= Lyons Female College =

American girls' school

Lyons Female College (also known as Lyons Girl's Seminary; later, Our Lady of Angels Seminary) was an American girls' school. located at 407 22nd Avenue North, Clinton, Iowa.

==Establishment==
At the time of its establishment, there was a great interest taken in the education of young ladies. Public high schools had not then arrived at an excellence surpassing "seminaries" and "academies" in thoroughness and extent of study. Accordingly, there was a constant series of experiments and plans concerning the higher female education. The school was founded in the Lyons neighborhood of Clinton, Iowa before the Civil war, its dedication occurring on September 15, 1858.

==History==
The founder of the Lyons College was Rev. John Covert, who was also identified with other similar institutions in Ohio and Indiana, and who had an impracticable idea of uniting them and the Lyons College into one system, with a central university at Chicago, Illinois or St. Louis, Missouri. The first prospectus of the institution made high promises. At first, the institution was well patronized, but owing to the workings of the injudicious scholarship system, and financial bungling by Covert, the attendance began to dwindle, a prejudice against the school was developed, and its reputation and value equally depreciated.

In 1866, the institution passed to Rev. G. P. Moore, assisted by a classical teacher, Prof. M. Soules, of Lyons, and a corps of other teachers. For awhile, the institution revived. An arrangement was made by which it should pass under the control of the Presbytery of Iowa. Subsequently, Revs. Hanna and F. A. Chase, each for one year, were Principals, the college afterward reverting to Moore. He conducted it for several years, but at no time did the institution adopt Soules' advice and keep pace with the progress of educational ideas, and therefore, failed financially. Accordingly, Moore, to save himself from complete financial loss, concluded to dispose of the unprofitable property.
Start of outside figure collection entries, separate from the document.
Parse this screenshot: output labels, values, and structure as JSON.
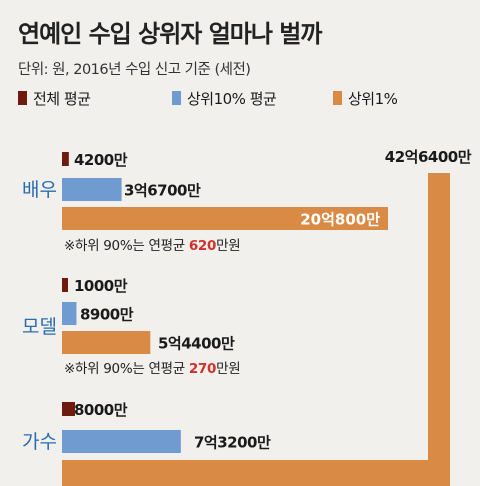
{
  "chart_data": {
    "type": "bar",
    "orientation": "horizontal",
    "title": "연예인 수입 상위자 얼마나 벌까",
    "subtitle": "단위: 원, 2016년 수입 신고 기준 (세전)",
    "categories": [
      "배우",
      "모델",
      "가수"
    ],
    "series": [
      {
        "name": "전체 평균",
        "color": "#6e1a0e",
        "values": [
          4200,
          1000,
          8000
        ],
        "labels": [
          "4200만",
          "1000만",
          "8000만"
        ]
      },
      {
        "name": "상위10% 평균",
        "color": "#6f9bd1",
        "values": [
          36700,
          8900,
          73200
        ],
        "labels": [
          "3억6700만",
          "8900만",
          "7억3200만"
        ]
      },
      {
        "name": "상위1%",
        "color": "#d98a45",
        "values": [
          200800,
          54400,
          426400
        ],
        "labels": [
          "20억800만",
          "5억4400만",
          "42억6400만"
        ]
      }
    ],
    "value_unit": "만원",
    "annotations": [
      {
        "category": "배우",
        "prefix": "※하위 90%는 연평균 ",
        "value": "620",
        "suffix": "만원"
      },
      {
        "category": "모델",
        "prefix": "※하위 90%는 연평균 ",
        "value": "270",
        "suffix": "만원"
      }
    ],
    "grid": false,
    "legend_position": "top"
  }
}
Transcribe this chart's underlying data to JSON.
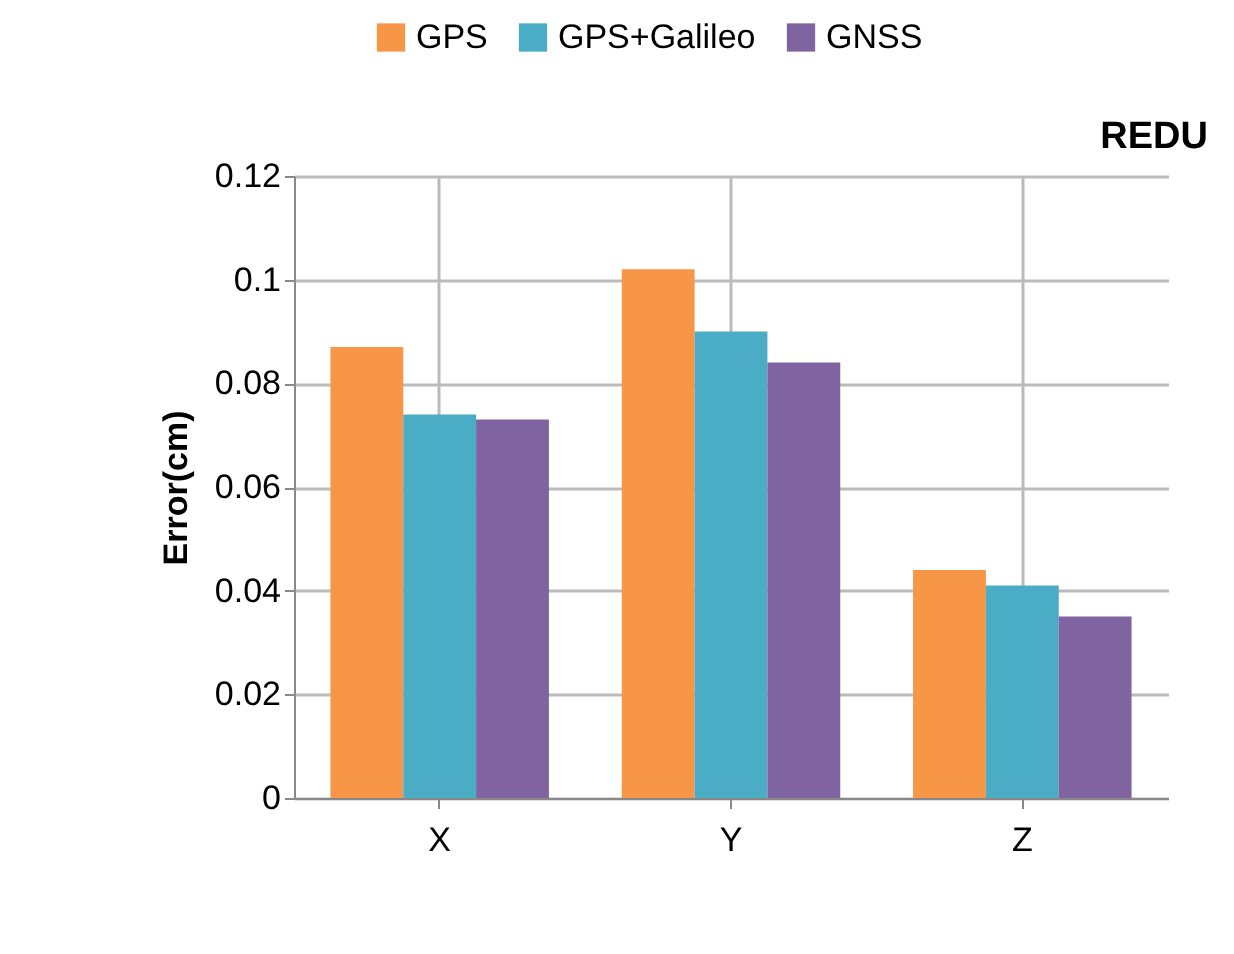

==Our Lady of Angels Seminary==
On October 2, 1872, the institution was purchased for by the Sisters of Charity of the Blessed Virgin Mary. For the first two years, the Sisters worked under many disadvantages, as the seminary buildings were so nearly a complete wreck that they had to be practically renovated. With subsequent additions and improvements, the school became a leading Catholic institution of Iowa. Thirteen teachers had charge of the Primary, Preparatory, Grammar, Academic, Musical and Art Departments. Those who passed creditably through the Academic or Classical Course received the graduating gold medals of those departments. The co-educational boarding school had one hundred scholars in 1878. Our Lady of Angels Seminary closed in 1966.

==Demolition==
In the 1980s, the school buildings were demolished.